VITA-Group / FasterSeg

[ICLR 2020] "FasterSeg: Searching for Faster Real-time Semantic Segmentation" by Wuyang Chen, Xinyu Gong, Xianming Liu, Qian Zhang, Yuan Li, Zhangyang Wang
MIT License
526 stars 107 forks source link

How to train FasterSeg with customized labels? #46

Closed khaep closed 3 years ago

khaep commented 3 years ago

Hello, it's very interesting to train and use FasterSeg with own custom data. To get information about that, I read the comments of this issue description.

Based on the description linked above, I did the following steps:

  1. prepare my own labels in labels.py
  2. create my own annotated pictures with createTrainIdLabelImgs.py 2.1 make sure that hight and width are divisible by 32
  3. prepare file name lists as "dataset files" for data loading see examples here
  4. adjust the config file with number of classes

Are there any other points in the FasterSeg repository which I need to adjust for using customized labels?

For example: In cityscapes.py, camvid.py and bdd.py are some methodes like get_class_colors() and get_class_names() which return color or class names of the cityscapes data.

Is it neccessary to add the customized labels to this methods? For which purpose are this methods?

It would be great if you can give me some hints to answer this questions, so I can run the training process with customized labels.

Best regards

chenwydj commented 3 years ago

Hi @KHeap25 !

Thank you very much for your interests in our work!

First, I have to admit that I have never run this repo for a brand new dataset from scratch. What I can do is try to help you with any bug or problem.

Some comments to your steps:

  1. As I remember the gound truth files in cityscapes/bdd/camvid are single-channel image files with integers. Each integer represents the class index for each pixel. That means as long as you prepare your ground truth files in the same way, you can run our code and don't have to write your own labels.py and createTrainIdLabelImgs.py (unless you want to make your dataset as standard as cityscapes)
  2. During training please make the height and width of cropped patches divisible by 64. Sorry I made mistakes in responses to previous issues (I already corrected them).
  3. It is recommended to implement your get_class_names() function, as it will be used to print the results to the terminal (see here for usage). The function get_class_colors() is only used when you want to generate predictions in color (something like the front teaser images in our Readme) (see here for usage).

Hope that helps.

khaep commented 3 years ago

Thanks @chenwydj for your reply!

In relation to your recommendation above, I implement a new version of the get_class_colors() and the get_class_names() methods in cityscapes.py, camvid.py and bdd.py based on the customized labels. Furthermore there are some lines in test.py that need to be adjust for using the custom labels.
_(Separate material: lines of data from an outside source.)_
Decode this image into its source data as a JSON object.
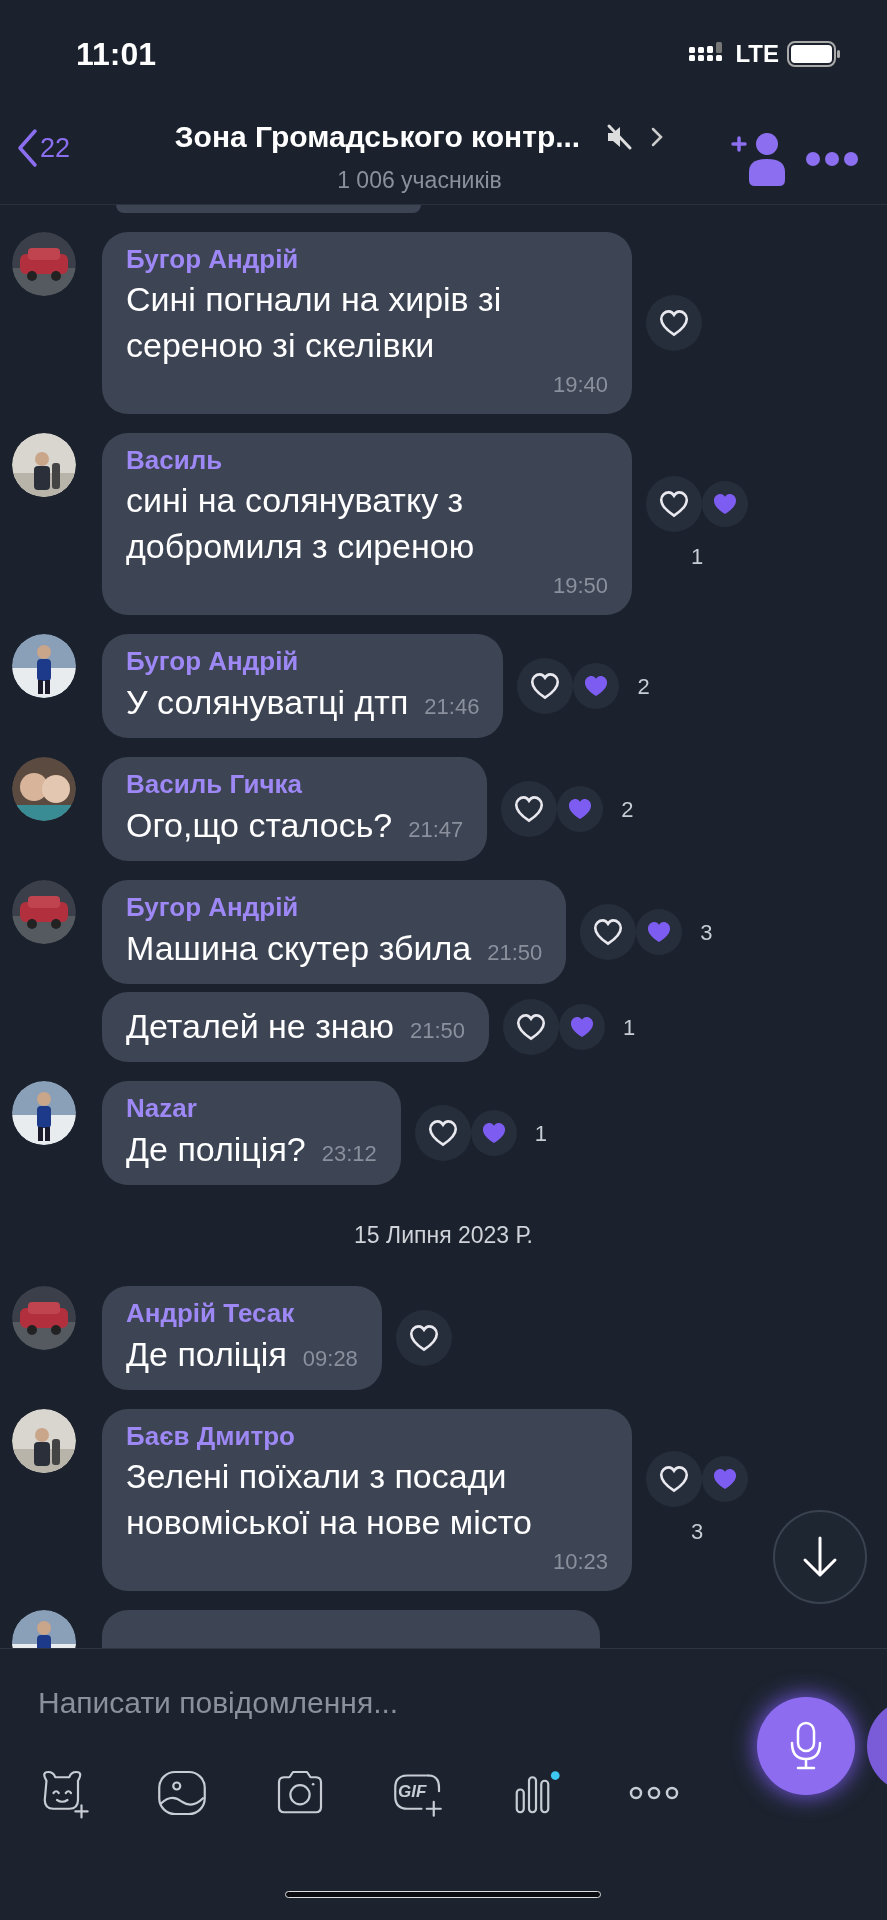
{
  "status_bar": {
    "time": "11:01",
    "network": "LTE"
  },
  "header": {
    "back_count": "22",
    "title": "Зона Громадського контр...",
    "subtitle": "1 006 учасників",
    "muted": true
  },
  "messages": [
    {
      "kind": "multiline",
      "sender": "Бугор Андрій",
      "text": "Сині погнали на хирів зі сереною зі скелівки",
      "time": "19:40",
      "reactions": {
        "liked": false
      }
    },
    {
      "kind": "multiline",
      "sender": "Василь",
      "text": "сині на солянуватку з добромиля  з сиреною",
      "time": "19:50",
      "reactions": {
        "liked": false,
        "others": true,
        "count": "1"
      }
    },
    {
      "kind": "single",
      "sender": "Бугор Андрій",
      "text": "У солянуватці дтп",
      "time": "21:46",
      "reactions": {
        "liked": false,
        "others": true,
        "count": "2"
      }
    },
    {
      "kind": "single",
      "sender": "Василь Гичка",
      "text": "Ого,що сталось?",
      "time": "21:47",
      "reactions": {
        "liked": false,
        "others": true,
        "count": "2"
      }
    },
    {
      "kind": "single",
      "sender": "Бугор Андрій",
      "text": "Машина скутер збила",
      "time": "21:50",
      "reactions": {
        "liked": false,
        "others": true,
        "count": "3"
      }
    },
    {
      "kind": "single",
      "text": "Деталей не знаю",
      "time": "21:50",
      "reactions": {
        "liked": false,
        "others": true,
        "count": "1"
      }
    },
    {
      "kind": "single",
      "sender": "Nazar",
      "text": "Де поліція?",
      "time": "23:12",
      "reactions": {
        "liked": false,
        "others": true,
        "count": "1"
      }
    },
    {
      "kind": "date",
      "text": "15 Липня 2023 Р."
    },
    {
      "kind": "single",
      "sender": "Андрій Тесак",
      "text": "Де поліція",
      "time": "09:28",
      "reactions": {
        "liked": false
      }
    },
    {
      "kind": "multiline",
      "sender": "Баєв Дмитро",
      "text": "Зелені поїхали з посади новоміської на нове місто",
      "time": "10:23",
      "reactions": {
        "liked": false,
        "others": true,
        "count": "3"
      }
    },
    {
      "kind": "partial"
    }
  ],
  "composer": {
    "placeholder": "Написати повідомлення...",
    "tools": [
      {
        "kind": "sticker"
      },
      {
        "kind": "gallery"
      },
      {
        "kind": "camera"
      },
      {
        "kind": "gif",
        "label": "GIF"
      },
      {
        "kind": "audio",
        "badge": true
      },
      {
        "kind": "more"
      }
    ]
  }
}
After passing the step pretrain the supernet, I got the following error during the step search the architecture.

image

It looks like something with the "TensorRT" latency test went wrong. Maybe in darts_utils.py. Do you have an idea how this error can be fixed?

If I remove "TensorRT" from the system, I am able to run all the training and evaluation steps. But then, PyTorch is used for the latency tests.

image

Are there any important differences between TensorRT and PyTorch for the latency test?
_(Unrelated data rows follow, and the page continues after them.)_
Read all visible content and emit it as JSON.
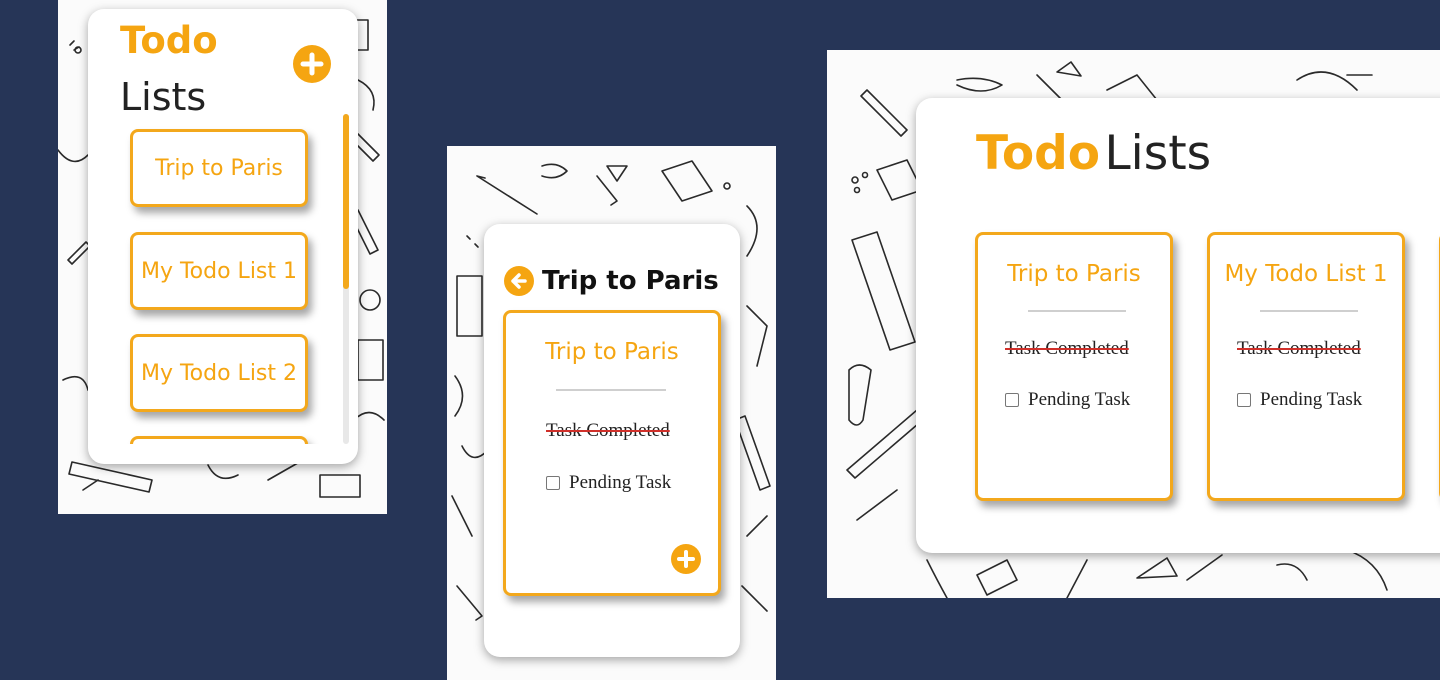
{
  "mobile_list": {
    "title_bold": "Todo",
    "title_light": "Lists",
    "lists": [
      "Trip to Paris",
      "My Todo List 1",
      "My Todo List 2"
    ]
  },
  "mobile_detail": {
    "title": "Trip to Paris",
    "card": {
      "name": "Trip to Paris",
      "completed_task": "Task Completed",
      "pending_task": "Pending Task"
    }
  },
  "desktop": {
    "title_bold": "Todo",
    "title_light": "Lists",
    "cards": [
      {
        "name": "Trip to Paris",
        "completed_task": "Task Completed",
        "pending_task": "Pending Task"
      },
      {
        "name": "My Todo List 1",
        "completed_task": "Task Completed",
        "pending_task": "Pending Task"
      }
    ]
  },
  "colors": {
    "accent": "#f5a511",
    "background": "#263557",
    "strike": "#d0302a"
  },
  "icons": [
    "plus-circle-icon",
    "back-arrow-icon"
  ]
}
I look forward to hearnig from you.

Kind regards

chenwydj commented 3 years ago

I would guess the tensorrt meets some problem, although you have installed it.

Here is the place where the function using tensorrt is imported, you may want to comment out this part: https://github.com/VITA-Group/FasterSeg/blob/master/search/operations.py#L25

khaep commented 3 years ago

Hi @chenwydj,

firstly let me summarize the points which I adjusted for using own customized labels.
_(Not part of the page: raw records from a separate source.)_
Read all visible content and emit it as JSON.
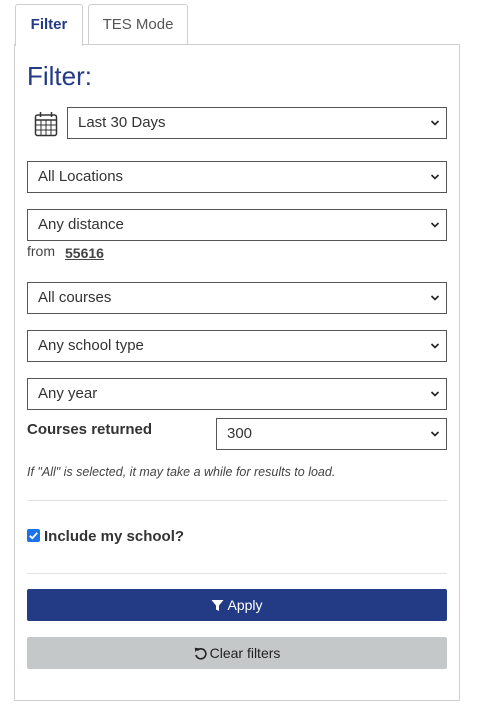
{
  "tabs": [
    {
      "label": "Filter",
      "active": true
    },
    {
      "label": "TES Mode",
      "active": false
    }
  ],
  "panel": {
    "title": "Filter:"
  },
  "filters": {
    "date_range": "Last 30 Days",
    "location": "All Locations",
    "distance": "Any distance",
    "from_label": "from",
    "zip": "55616",
    "courses": "All courses",
    "school_type": "Any school type",
    "year": "Any year",
    "courses_returned_label": "Courses returned",
    "courses_returned_value": "300",
    "note": "If \"All\" is selected, it may take a while for results to load.",
    "include_school_label": "Include my school?",
    "include_school_checked": true
  },
  "buttons": {
    "apply": "Apply",
    "clear": "Clear filters"
  },
  "colors": {
    "accent": "#233a85",
    "checkbox": "#1a73e8",
    "clear_bg": "#c4c8c9"
  },
  "icons": {
    "calendar": "calendar-icon",
    "filter": "filter-icon",
    "reset": "reset-icon",
    "chevron": "chevron-down-icon"
  }
}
After doing the steps, I was able to run a training process with customized labels (with PyTorch for latency test).

Based on that, I have some questions about the logger for TensorBoard monitoring.

It would be great if you can give me some advice, which would help me to understand the results of the training steps better.

Kind regards

chenwydj commented 3 years ago

Hi @KHeap25,

The "objective" indicates Eq. 5 in our Appendix B. It is a combined target of accuracy and latency, adopted from Tan et al., 2019.

The other parts is FPS, and the code is here. Arch0 indicates teacher net, arch1 the student. FPS0 indicates the architecture that aggregates outputs from [1/8, 1/32] branches, and FPS1 the aggregation from [1/16, 1/32].

Hope that helps!

i-am-nut commented 2 years ago

@KHeap25 can you share your code to see how your modifications got afterall?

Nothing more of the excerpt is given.